# Hello Everyone



## Davedood (Apr 16, 2009)

Hello,

I have been dealing with mantids now for close to 4 years. I also deal with: Frilled Dragons, High Color Bearded Dragons, Green Basilisks, and Crested Gecko's.

I have been informed of a person from the Helena MT area that has ripped people off. I only know one other person in helena that deals with mantids. To ease all of your concerns. I will send the mantids before I receive payment. After you receive your parcel, you can send the money via PayPal.

I currently have about 50 Ghost mantis (L1-L3) With several adult female still laying Ooths. I also have about 8 Spiney flower Mantids for breeding stock, and will have them available soon.

I will also include a few pictures of my mantid setup. Please PM me if you have any questions &gt;=)

Dave Larsen


----------



## spark (Apr 16, 2009)

Spiny flower mantises are my favorites. So good luck with the breeding project!

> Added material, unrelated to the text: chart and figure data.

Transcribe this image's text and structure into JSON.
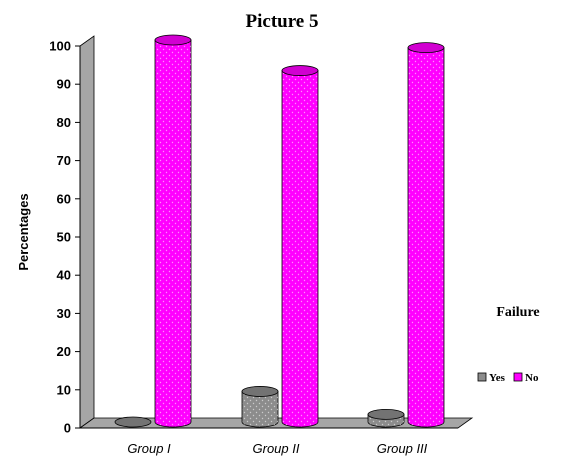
{
  "chart_data": {
    "type": "bar",
    "title": "Picture 5",
    "ylabel": "Percentages",
    "xlabel": "",
    "categories": [
      "Group I",
      "Group II",
      "Group III"
    ],
    "ylim": [
      0,
      100
    ],
    "yticks": [
      0,
      10,
      20,
      30,
      40,
      50,
      60,
      70,
      80,
      90,
      100
    ],
    "series": [
      {
        "name": "Yes",
        "values": [
          0,
          8,
          2
        ],
        "color": "#8c8c8c"
      },
      {
        "name": "No",
        "values": [
          100,
          92,
          98
        ],
        "color": "#ff00ff"
      }
    ],
    "legend": {
      "title": "Failure",
      "position": "right"
    },
    "style": "3d-cylinder",
    "grid": false
  }
}
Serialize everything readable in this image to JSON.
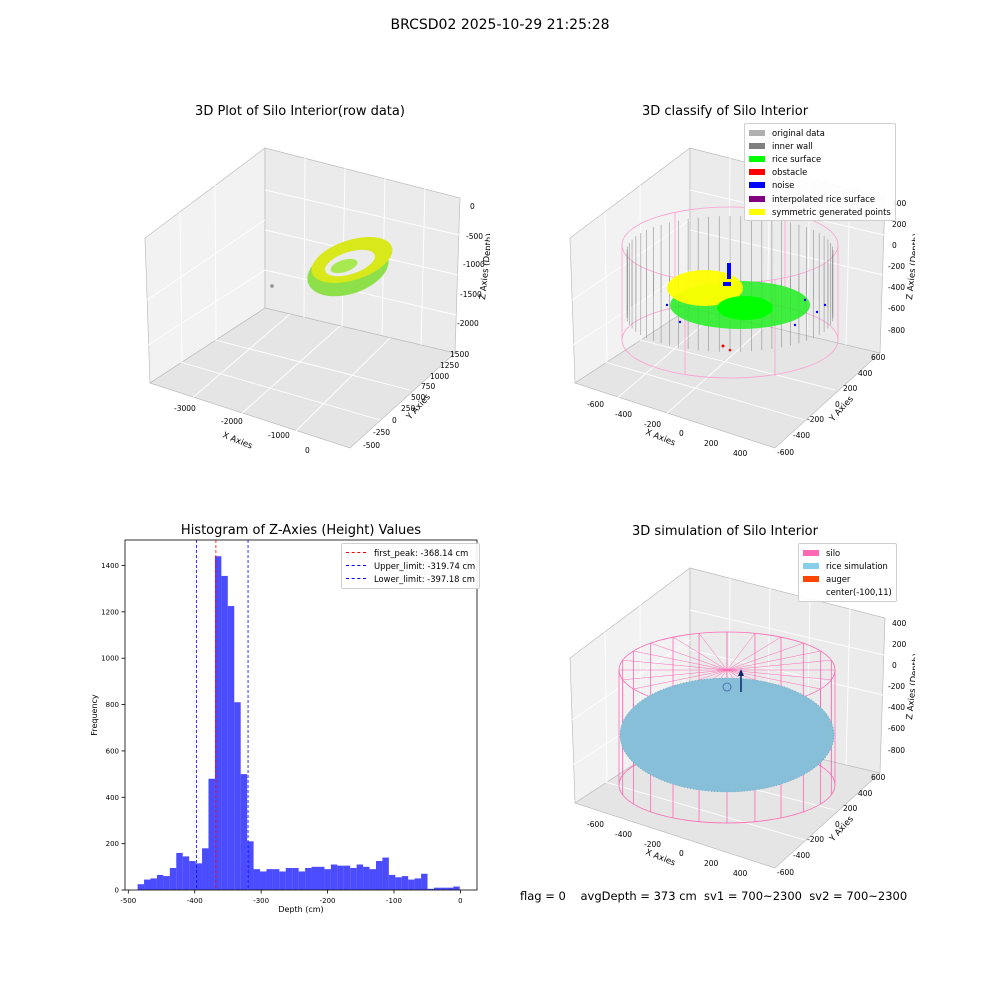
{
  "suptitle": "BRCSD02 2025-10-29 21:25:28",
  "footer": "flag = 0    avgDepth = 373 cm  sv1 = 700~2300  sv2 = 700~2300",
  "panels": {
    "p1": {
      "title": "3D Plot of Silo Interior(row data)",
      "xlabel": "X Axies",
      "ylabel": "Y Axies",
      "zlabel": "Z Axies (Depth)",
      "xticks": [
        "-3000",
        "-2000",
        "-1000",
        "0"
      ],
      "yticks": [
        "1500",
        "1250",
        "1000",
        "750",
        "500",
        "250",
        "0",
        "-250",
        "-500"
      ],
      "zticks": [
        "0",
        "-500",
        "-1000",
        "-1500",
        "-2000"
      ]
    },
    "p2": {
      "title": "3D classify of Silo Interior",
      "xlabel": "X Axies",
      "ylabel": "Y Axies",
      "zlabel": "Z Axies (Depth)",
      "xticks": [
        "-600",
        "-400",
        "-200",
        "0",
        "200",
        "400"
      ],
      "yticks": [
        "600",
        "400",
        "200",
        "0",
        "-200",
        "-400",
        "-600"
      ],
      "zticks": [
        "400",
        "200",
        "0",
        "-200",
        "-400",
        "-600",
        "-800"
      ],
      "legend": [
        {
          "label": "original data",
          "color": "#b0b0b0"
        },
        {
          "label": "inner wall",
          "color": "#808080"
        },
        {
          "label": "rice surface",
          "color": "#00ff00"
        },
        {
          "label": "obstacle",
          "color": "#ff0000"
        },
        {
          "label": "noise",
          "color": "#0000ff"
        },
        {
          "label": "interpolated rice surface",
          "color": "#800080"
        },
        {
          "label": "symmetric generated points",
          "color": "#ffff00"
        }
      ]
    },
    "p3": {
      "title": "Histogram of Z-Axies (Height) Values",
      "legend": [
        {
          "label": "first_peak: -368.14 cm",
          "color": "#ff0000"
        },
        {
          "label": "Upper_limit: -319.74 cm",
          "color": "#0000ff"
        },
        {
          "label": "Lower_limit: -397.18 cm",
          "color": "#0000ff"
        }
      ]
    },
    "p4": {
      "title": "3D simulation of Silo Interior",
      "xlabel": "X Axies",
      "ylabel": "Y Axies",
      "zlabel": "Z Axies (Depth)",
      "xticks": [
        "-600",
        "-400",
        "-200",
        "0",
        "200",
        "400"
      ],
      "yticks": [
        "600",
        "400",
        "200",
        "0",
        "-200",
        "-400",
        "-600"
      ],
      "zticks": [
        "400",
        "200",
        "0",
        "-200",
        "-400",
        "-600",
        "-800"
      ],
      "legend": [
        {
          "label": "silo",
          "color": "#ff69b4"
        },
        {
          "label": "rice simulation",
          "color": "#87ceeb"
        },
        {
          "label": "auger",
          "color": "#ff4500"
        },
        {
          "label": "center(-100,11)",
          "color": ""
        }
      ]
    }
  },
  "chart_data": {
    "type": "bar",
    "title": "Histogram of Z-Axies (Height) Values",
    "xlabel": "Depth (cm)",
    "ylabel": "Frequency",
    "xlim": [
      -505,
      25
    ],
    "ylim": [
      0,
      1510
    ],
    "xticks": [
      -500,
      -400,
      -300,
      -200,
      -100,
      0
    ],
    "yticks": [
      0,
      200,
      400,
      600,
      800,
      1000,
      1200,
      1400
    ],
    "bin_start": -486,
    "bin_width": 9.7,
    "counts": [
      25,
      45,
      50,
      65,
      60,
      95,
      160,
      145,
      125,
      115,
      180,
      480,
      1440,
      1355,
      1225,
      810,
      500,
      210,
      90,
      80,
      90,
      90,
      80,
      95,
      95,
      80,
      95,
      100,
      100,
      90,
      110,
      105,
      105,
      95,
      110,
      100,
      90,
      125,
      140,
      65,
      55,
      60,
      45,
      50,
      70,
      5,
      10,
      10,
      10,
      15
    ],
    "bar_color": "#0000ff",
    "vlines": [
      {
        "label": "first_peak: -368.14 cm",
        "x": -368.14,
        "color": "#ff0000"
      },
      {
        "label": "Upper_limit: -319.74 cm",
        "x": -319.74,
        "color": "#0000ff"
      },
      {
        "label": "Lower_limit: -397.18 cm",
        "x": -397.18,
        "color": "#0000ff"
      }
    ],
    "legend_position": "top-right",
    "grid": false
  }
}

And welcome.  I'm new here myself.


----------



## Peter Clausen (Apr 17, 2009)

Welcome Dave!

It's very generous for you to offer to do business that way when you don't know any of the buyers here on the forum. If you have any doubts about anybody, I want to extend you the option of asking me feedback on buyers. Since you're putting yourself out there like this, just let me know if you need a little help in "safely" building your reputation around here.

Peter


----------



## Katnapper (Apr 17, 2009)

Hello Dave, and welcome to the forum... glad to have you here.


----------



## PhilinYuma (Apr 17, 2009)

Welcome from Yuma, AZ! You'll find a good bunch of people here!


----------



## Rick (Apr 17, 2009)

Welcome


----------



## hibiscusmile (Apr 17, 2009)

WElcome to the forum, from OHIO!


----------



## revmdn (Apr 17, 2009)

Welcome to the forum.


----------



## bassist (Apr 17, 2009)

Welcome.

Seen your videos on youtube love the frillies!


----------



## wuwu (Apr 17, 2009)

welcome dave! and i agree with peter. that's very generous of you.


----------



## yeatzee (Apr 17, 2009)

Welcome  

I Look forward to doing buisness with you


----------



## [email protected] (Apr 17, 2009)

Welcome from florida.


----------



## ismart (Apr 17, 2009)

Welcome to the forum, from the Bronx!


----------